In theory, using a price-based mechanism like a carbon tax would be better 1) nationally because incentives could be set at an affordable level and the market used to find cost-effective solutions and 2) internationally because having every country control to same marginal cost would be a good basis for equity. But politically the carbon tax is impossible and any politically acceptable tax would be insufficient to have much impact.
It is to resolve this impasse that a feebate makes perfect sense: it uses prices to drive reductions in greenhouse gas emissions but it does so without collecting any net revenue.
The idea of a feebate is to combine a fee and a rebate in such a way that the incentive effect remains even though the tax effect is neutralized by the rebate. The most well-known feebate is a vehicle feebate, which puts a fee on gas-guzzling vehicles and uses the funds to provide rebates for hybrid cars. But there have been other less publicized feebates that can be used to reduce pollution from industrial sources such as power plants. Such a feebate was developed for controlling SOx in Phila in 1980s (but not implemented) and a version of it implemented in Sweden to control NOx in 1990s.
In the Swedish version companies are simultaneously charged a fee for each ton of pollution and paid a rebate for the amount of energy generated. Companies that have high emissions-to-energy output ratios pay net fees and companies with low ratios collect net rebates. Although this version has worked well - producing a 40% reduction in NOx in its first year - it would probably be politically impossible in this country because the same coal-burning power plants that would have to pay high fees are also ones with significant political clout.
In the Philadelphia version of the feebate, each company is assigned a breakeven emission level (BEL) - which could be based on previous emission levels or by some other formula (as long as the total BELs add up to the initial total of emissions). A feebate “rate” in dollars per ton of CO2 is established for all companies. To make fees equal rebates, the BELs are adjusted each year by the average overall reduction among all companies (if total emissions are down by 10%, then each company’s BEL is reduced by 10%). Those companies whose emissions are above their adjusted BEL pay the feebate rate for each ton over that level and those whose emissions are below the adjusted BEL collect the feebate rate for each ton below that level. Over a period of time - say ten years - the BELs could be based on the average emission-to-power-output ratio for all companies (BEL = avg ratio x power output of the given plant).

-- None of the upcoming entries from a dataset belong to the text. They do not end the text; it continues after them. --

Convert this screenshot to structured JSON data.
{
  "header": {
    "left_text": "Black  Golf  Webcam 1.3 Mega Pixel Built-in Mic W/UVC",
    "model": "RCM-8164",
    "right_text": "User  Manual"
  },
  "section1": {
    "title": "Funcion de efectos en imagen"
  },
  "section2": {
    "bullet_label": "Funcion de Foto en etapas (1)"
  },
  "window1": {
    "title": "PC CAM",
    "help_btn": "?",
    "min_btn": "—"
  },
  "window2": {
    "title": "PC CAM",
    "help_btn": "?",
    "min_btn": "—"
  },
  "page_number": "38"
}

The resulting feebate has a number of advantages. As with a carbon tax, incentives can be set at an affordable level and then the market allowed to find the best solution. In contrast to the cap-and-trade which does not provide continuing incentives to reduce once the cap has been achieved, the feebate does. If lower cost ways of achieving reductions emerge, companies have the incentive to take advantage of them up until the new marginal cost equals the feebate rate. In contrast to both the carbon tax and the cap-and-trade which provide little flexibility in determining the distribution of costs among companies, the feebate, with BELs that are independent of the control level, allows vertually any distribution.
Although the feebate is not applicable to all situations and is hardly a silver bullet, it does need to be added to the list of possible mechanisms - and in the case of reducing greenhouse gas emissions from power plants - may be the optimal choice.